# Bar on a dock covered in tile.



## ohiohomedoctor (Dec 26, 2010)

I would use 1/4" drywall instead of cbu and forget waterproofing I mean seriously dont you want to redo it in a few years...


Seriously there are many ways to skin a cat and Im sure the op will make it right for his client. He is after all one of the good guys. :thumbsup:


----------



## VAviaCo (Sep 3, 2008)

Thread took off, but I did the supports after just the first 3-4 posts. I'll get a pic. I suspect I overdid it with supports underneath, but they can be painted and this client is totally of the mindset: "It's just a bar(dock, etc.) and are ready for things to get dirty and look used. Not that they want cracked tiles, but the 2x4's I put below the bar aren't going to bother them.
At the corner I glued 2 pieces of left over 3/4 together in a triangle that goes up from the building corner and catches both sides of the seam in the bar plywood. Kind of a big crude corbel but it will paint.

Thanks for the replies. I have exposed advantech for the seats in my rowboat. It's swelled like mad but hasn't delaminated.

Tom, the first Shirley Temple is yours, I'll let them know. :thumbup:


----------



## GO Remodeling (Apr 5, 2005)

Get him a man's drink.
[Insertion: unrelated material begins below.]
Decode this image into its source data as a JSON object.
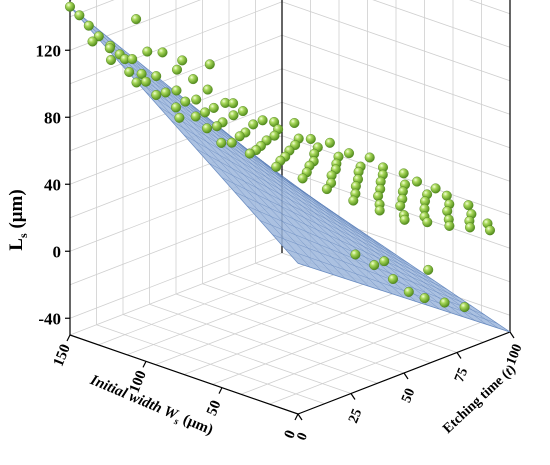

He doesn't want a Shirley Temple.


----------



## sycamorebob (Dec 7, 2011)

try these easy steps

step one call granite guy

step two get beer

step three watch granite guy while drinking beer

step four get paid

step five have granite guy take you home:clap:


----------



## Tom Struble (Mar 2, 2007)

yea:w00t:slo gin fizz with extra fizz:clap:


----------